Children capable of forming their own views should have their wishes ascertained and given due weight, the conference heard.

The voice of the child is taken into account in various contexts – including child protection, guardianship, and education.

The bill encourages and facilitates alternative dispute-resolution approaches, such as mediation, to reach consensus.

The use of alternative dispute-resolution is encouraged, unless it is deemed inappropriate for the specific case.

Active case-management practices – including time limits and word counts for submissions – are encouraged.

The court system should strive to achieve early resolution, and minimise contention and conflicts, the conference heard.

The new family-court system should adhere to international and national standards for protecting children's rights.

A holistic support service should be available to families, as well as specialist psychologists and other qualified professionals, when needed.


The situation in England and Wales previously involved an unregulated use of experts, leading to delays in cases, speaker Ms Justice Lucy Theis, judge of the family division of England and Wales, said.

Subsequent changes to the family procedure rules introduced a more controlled approach to using experts.

The Children and Families Act of March 2014 in England and Wales reinforced the requirement for experts only when necessary, and called for vigilance in identifying and instructing experts, particularly unregulated ones.

Reports from experts should be well-structured and easily identifiable regarding their expertise in relation to the case, the judge said.

Delays in obtaining expert reports was a significant problem, especially in cases with a shortage of specialised experts, the conference heard.

Speaking on jurisdiction and allocation of cases, senior circuit Judge Rachel Hudson said that family-court areas in England and Wales varied greatly in size and demographics, leading to different challenges.

Designated family judges have overall responsibility for family justice in their respective areas and are responsible for performance, meeting timescales, and finding solutions for families.

Continuity of case management is critical for families.

Communication and allocation of cases are done electronically, with a team of legal advisers managing the process.

Missing persons cases had placed a significant burden on the court system, the judge said.

Despite the challenges, however, the family court had brought significant benefits, and planned changes would improve family proceedings here.

Experienced judges

Peter Doyle, chair of the Law Society Family Law Committee, said that it was very important to have a separate family-law division, with experienced judges.

“We need resources if we are going to make a success of this,” he said.

Special Rapporteur for Children Caoilfhionn Gallagher KC said that it was important to avoid insularity, and learn from colleagues in the English justice system.

The goal to create a world-class specialist family-justice system was commendable, she said, and must move from aspiration to reality.

Sir Andrew McFarlane (President of the Family Division of England and Wales) told the attendees that, before the 1990s, there were three levels of courts in England and Wales: High Court and Family Division; County Court with circuit judges; and Magistrates Court dealing with maintenance orders and child protection proceedings.

There were two separate sets of rules for the top two levels (High Court and County Court) and Magistrates Court, managed differently and dealing with various cases – including criminal charges, divorces, custody, and more.

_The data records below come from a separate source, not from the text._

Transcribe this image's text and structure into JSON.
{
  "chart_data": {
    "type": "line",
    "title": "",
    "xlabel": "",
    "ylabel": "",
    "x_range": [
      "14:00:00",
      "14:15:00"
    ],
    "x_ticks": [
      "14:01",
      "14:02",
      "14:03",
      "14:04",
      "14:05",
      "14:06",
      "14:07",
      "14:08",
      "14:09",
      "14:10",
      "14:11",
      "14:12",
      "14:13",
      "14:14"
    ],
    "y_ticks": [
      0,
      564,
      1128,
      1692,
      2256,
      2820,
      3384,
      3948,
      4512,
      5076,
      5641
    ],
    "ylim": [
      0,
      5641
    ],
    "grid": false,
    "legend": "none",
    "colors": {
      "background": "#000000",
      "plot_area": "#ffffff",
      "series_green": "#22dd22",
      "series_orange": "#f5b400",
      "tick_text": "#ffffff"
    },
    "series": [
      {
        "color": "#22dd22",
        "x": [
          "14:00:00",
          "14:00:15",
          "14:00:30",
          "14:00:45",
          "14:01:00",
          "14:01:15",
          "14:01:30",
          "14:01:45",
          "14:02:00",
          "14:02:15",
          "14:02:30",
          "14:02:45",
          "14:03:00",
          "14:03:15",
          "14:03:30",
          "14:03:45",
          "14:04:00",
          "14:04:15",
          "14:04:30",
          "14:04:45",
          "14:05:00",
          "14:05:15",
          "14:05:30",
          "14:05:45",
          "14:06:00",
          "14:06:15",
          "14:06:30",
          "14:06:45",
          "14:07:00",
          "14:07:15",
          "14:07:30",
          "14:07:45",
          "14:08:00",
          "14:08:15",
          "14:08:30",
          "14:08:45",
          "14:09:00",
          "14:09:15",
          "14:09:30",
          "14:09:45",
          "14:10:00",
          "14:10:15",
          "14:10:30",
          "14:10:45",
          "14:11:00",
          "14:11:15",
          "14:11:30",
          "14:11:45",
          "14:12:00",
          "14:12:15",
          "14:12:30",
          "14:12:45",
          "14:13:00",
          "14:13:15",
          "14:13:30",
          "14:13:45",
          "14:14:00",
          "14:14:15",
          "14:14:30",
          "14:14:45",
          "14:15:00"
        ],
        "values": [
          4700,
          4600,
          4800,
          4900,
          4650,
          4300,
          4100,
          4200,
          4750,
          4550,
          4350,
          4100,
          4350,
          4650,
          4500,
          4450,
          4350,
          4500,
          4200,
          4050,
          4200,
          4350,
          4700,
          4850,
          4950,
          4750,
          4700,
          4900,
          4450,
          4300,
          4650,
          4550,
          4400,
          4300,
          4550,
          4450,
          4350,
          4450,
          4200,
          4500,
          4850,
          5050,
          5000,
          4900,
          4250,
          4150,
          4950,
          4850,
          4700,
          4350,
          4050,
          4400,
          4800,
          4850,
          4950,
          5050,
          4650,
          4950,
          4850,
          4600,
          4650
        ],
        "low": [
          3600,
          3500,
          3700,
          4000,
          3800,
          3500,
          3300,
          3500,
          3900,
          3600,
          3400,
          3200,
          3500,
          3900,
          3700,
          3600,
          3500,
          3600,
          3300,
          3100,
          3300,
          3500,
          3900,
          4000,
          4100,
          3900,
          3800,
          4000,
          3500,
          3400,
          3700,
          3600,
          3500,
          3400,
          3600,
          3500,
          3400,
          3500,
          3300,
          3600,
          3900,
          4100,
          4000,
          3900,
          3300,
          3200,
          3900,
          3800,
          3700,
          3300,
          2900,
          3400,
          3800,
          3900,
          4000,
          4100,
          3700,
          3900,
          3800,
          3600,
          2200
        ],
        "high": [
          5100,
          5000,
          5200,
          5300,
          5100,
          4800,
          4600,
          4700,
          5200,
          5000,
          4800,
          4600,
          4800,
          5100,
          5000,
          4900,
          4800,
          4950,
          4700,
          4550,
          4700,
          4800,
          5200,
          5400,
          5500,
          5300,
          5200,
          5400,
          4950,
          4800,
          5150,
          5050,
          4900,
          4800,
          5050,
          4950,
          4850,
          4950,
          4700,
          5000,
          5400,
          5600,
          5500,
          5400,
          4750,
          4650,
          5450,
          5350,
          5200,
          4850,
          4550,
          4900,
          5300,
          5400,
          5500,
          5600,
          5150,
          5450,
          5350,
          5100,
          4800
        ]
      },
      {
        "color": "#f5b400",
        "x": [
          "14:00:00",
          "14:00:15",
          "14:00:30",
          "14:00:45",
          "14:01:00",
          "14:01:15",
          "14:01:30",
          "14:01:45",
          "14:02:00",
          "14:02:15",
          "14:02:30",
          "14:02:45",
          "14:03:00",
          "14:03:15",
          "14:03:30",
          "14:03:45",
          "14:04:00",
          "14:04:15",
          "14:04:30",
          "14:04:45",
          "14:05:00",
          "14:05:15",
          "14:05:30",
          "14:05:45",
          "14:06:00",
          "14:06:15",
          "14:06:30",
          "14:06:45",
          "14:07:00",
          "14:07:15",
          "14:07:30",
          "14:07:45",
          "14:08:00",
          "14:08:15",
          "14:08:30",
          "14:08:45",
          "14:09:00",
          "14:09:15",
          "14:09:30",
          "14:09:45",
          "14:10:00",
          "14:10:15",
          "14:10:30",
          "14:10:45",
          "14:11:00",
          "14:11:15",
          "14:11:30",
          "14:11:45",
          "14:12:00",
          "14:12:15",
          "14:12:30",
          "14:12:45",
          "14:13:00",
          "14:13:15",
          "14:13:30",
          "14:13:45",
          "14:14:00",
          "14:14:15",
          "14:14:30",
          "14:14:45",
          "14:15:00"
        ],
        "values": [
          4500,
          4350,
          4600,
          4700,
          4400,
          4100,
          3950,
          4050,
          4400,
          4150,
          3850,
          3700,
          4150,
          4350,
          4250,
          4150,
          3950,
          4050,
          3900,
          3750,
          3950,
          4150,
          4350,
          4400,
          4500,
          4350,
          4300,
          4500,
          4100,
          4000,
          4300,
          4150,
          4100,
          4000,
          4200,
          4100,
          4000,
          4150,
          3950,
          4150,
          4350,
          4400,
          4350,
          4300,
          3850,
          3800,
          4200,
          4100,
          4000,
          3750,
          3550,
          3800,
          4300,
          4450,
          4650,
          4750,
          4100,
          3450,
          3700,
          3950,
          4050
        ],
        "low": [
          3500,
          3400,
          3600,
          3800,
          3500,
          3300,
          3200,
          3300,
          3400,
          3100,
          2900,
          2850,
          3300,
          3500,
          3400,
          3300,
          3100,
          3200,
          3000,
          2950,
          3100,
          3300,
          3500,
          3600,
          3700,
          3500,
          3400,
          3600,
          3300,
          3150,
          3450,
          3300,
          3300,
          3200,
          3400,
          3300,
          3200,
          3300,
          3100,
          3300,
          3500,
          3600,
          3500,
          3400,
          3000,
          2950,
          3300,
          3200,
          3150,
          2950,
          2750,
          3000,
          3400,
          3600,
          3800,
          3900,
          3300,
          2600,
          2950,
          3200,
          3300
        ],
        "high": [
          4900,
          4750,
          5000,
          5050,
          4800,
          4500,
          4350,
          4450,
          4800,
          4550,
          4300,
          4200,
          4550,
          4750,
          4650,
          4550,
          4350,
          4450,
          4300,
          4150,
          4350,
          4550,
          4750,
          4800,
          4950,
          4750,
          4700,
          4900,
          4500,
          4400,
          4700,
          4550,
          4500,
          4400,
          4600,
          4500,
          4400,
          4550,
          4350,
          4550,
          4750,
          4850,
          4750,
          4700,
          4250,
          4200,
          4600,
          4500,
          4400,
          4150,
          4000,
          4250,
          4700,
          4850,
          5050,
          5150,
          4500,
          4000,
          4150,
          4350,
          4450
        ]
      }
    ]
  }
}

The Law Commission was founded in 1965 and recommended the creation of an impartial unified family court with uniform rules, but the government did not initially progress with it.

Later, due to a child sex-abuse scandal, two separate reports on private children's law and care proceedings were merged into the Children Act, unifying family law principles.

Subsequent changes led to the establishment of a single family court in 2014, with designated family judges and a single point of entry for cases.

The volume of cases, especially those involving litigants in person, was a major challenge for the system, he said.

Initiatives are being taken to reduce the number of unnecessary court applications and improve the process for the public.